Kapre is a Philippine mythical creature that could be characterized as a tree demon, but with more human characteristics. It is described as being a tall (7 to 9 ft), brown, hairy male with a beard. Kapres are normally described as smoking a big tobacco pipe, whose strong smell would attract human attention. Kapres are not necessarily considered to be evil, unlike the manananggal. Kapres may make contact with people to offer friendship, or if it is attracted to a woman. If a Kapre befriends any human, especially because of love, the Kapre will consistently follow its "love interest" throughout life. Also, if one is a friend of the Kapre then that person has the ability to see it and if they were to sit on it then any other person could see it.
Kapres are also said to play pranks on people, frequently making travelers become disoriented and lose their way in the mountains or in the woods. They are also believe to have the ability to confuse people even in their own familiar surroundings; for instance, someone who forgets that they are in their own garden or home is said to have been tricked by a Kapre. Reports of experiencing Kapre enchantment include that of witnessing rustling tree branches, even if the wind is not strong. Some more examples would be hearing loud laughter coming from an unseen being, witnessing lots of smoke from the top of a tree, seeing big fiery eyes during night time from a tree, as well as actually seeing a Kapre walking in forested areas. It is also believed that abundant fireflies in woody areas are the embers from the Kapre's lit tobacco pipe.

And the most popular:
3. Manananggal (Self-segmenting flying viscera sucker of fetuses)
Spoiler:
 
The Manananggal is a mythical creature of the Philippines. It resembles a Western vampire, in being an evil, man-eating monster or witch. The myth of the manananggal is popular in the Visayan region of the Philippines, especially in the western provinces of Capiz, Iloilo, and Antique. Like vampires, Visayan folklore creatures, and aswangs, manananggals are also said to abhor garlic and salt. They were also known to avoid daggers, light, vinegar, spices and the tail of a stingray, which can be fashioned as a whip. Manananggal is described as being a beautiful woman who turns into a hideous, scary vampire-like creature capable of severing its upper torso in order to fly into the night with huge bat-like wings to prey on unsuspecting, pregnant women in their homes; using an elongated proboscis-like tongue, it sucks the hearts of fetuses or the blood of an unsuspecting, sleeping victim.

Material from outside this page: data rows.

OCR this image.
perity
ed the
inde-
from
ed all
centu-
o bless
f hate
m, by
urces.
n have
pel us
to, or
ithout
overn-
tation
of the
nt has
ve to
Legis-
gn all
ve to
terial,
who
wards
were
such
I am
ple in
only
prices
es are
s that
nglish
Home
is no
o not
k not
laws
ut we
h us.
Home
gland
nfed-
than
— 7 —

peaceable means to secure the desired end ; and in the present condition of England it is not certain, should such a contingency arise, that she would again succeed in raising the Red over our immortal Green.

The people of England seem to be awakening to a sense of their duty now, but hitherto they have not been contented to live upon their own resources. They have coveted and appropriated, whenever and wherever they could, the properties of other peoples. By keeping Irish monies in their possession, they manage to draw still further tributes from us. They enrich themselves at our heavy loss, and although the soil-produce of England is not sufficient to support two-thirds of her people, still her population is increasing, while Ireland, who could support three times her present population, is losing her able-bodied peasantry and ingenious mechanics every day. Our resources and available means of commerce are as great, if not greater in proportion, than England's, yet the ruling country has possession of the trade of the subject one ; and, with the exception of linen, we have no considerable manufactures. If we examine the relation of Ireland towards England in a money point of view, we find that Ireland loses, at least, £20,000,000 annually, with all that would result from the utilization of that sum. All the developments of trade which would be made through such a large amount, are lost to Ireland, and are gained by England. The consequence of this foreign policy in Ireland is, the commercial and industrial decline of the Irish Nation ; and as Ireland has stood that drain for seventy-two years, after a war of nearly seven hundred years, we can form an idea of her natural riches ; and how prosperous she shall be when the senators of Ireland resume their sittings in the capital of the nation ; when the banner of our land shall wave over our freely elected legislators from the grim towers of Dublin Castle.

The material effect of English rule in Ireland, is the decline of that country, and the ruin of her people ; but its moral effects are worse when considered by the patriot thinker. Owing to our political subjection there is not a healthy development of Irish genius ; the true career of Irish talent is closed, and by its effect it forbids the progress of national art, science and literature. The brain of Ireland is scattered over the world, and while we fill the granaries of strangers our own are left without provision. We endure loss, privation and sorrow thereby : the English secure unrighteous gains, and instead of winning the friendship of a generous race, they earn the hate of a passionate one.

The severed lower torso is left standing, and it is said to be the more vulnerable of the two halves. Sprinkling salt or smearing crushed garlic or ash on top of the standing torso is fatal to the creature. The upper torso then would not be able to rejoin and will die at daybreak. Manananggal comes from the Tagalog tanggal, which means "to remove" or "to separate". Manananggal then means "the one who separates itself" (in this case, separates itself from its lower body). It is a saying that a manananggal's attack can be avoided by death. The most prominent characteristic of a manananggal is its ability to dispatch its torso from its legs.

That's just to name some of them. Philippine folklore has a wide variety of monsters, legends and myths. I might make a volume 2 of this in the future. When I remember some of the monsters not mentioned here.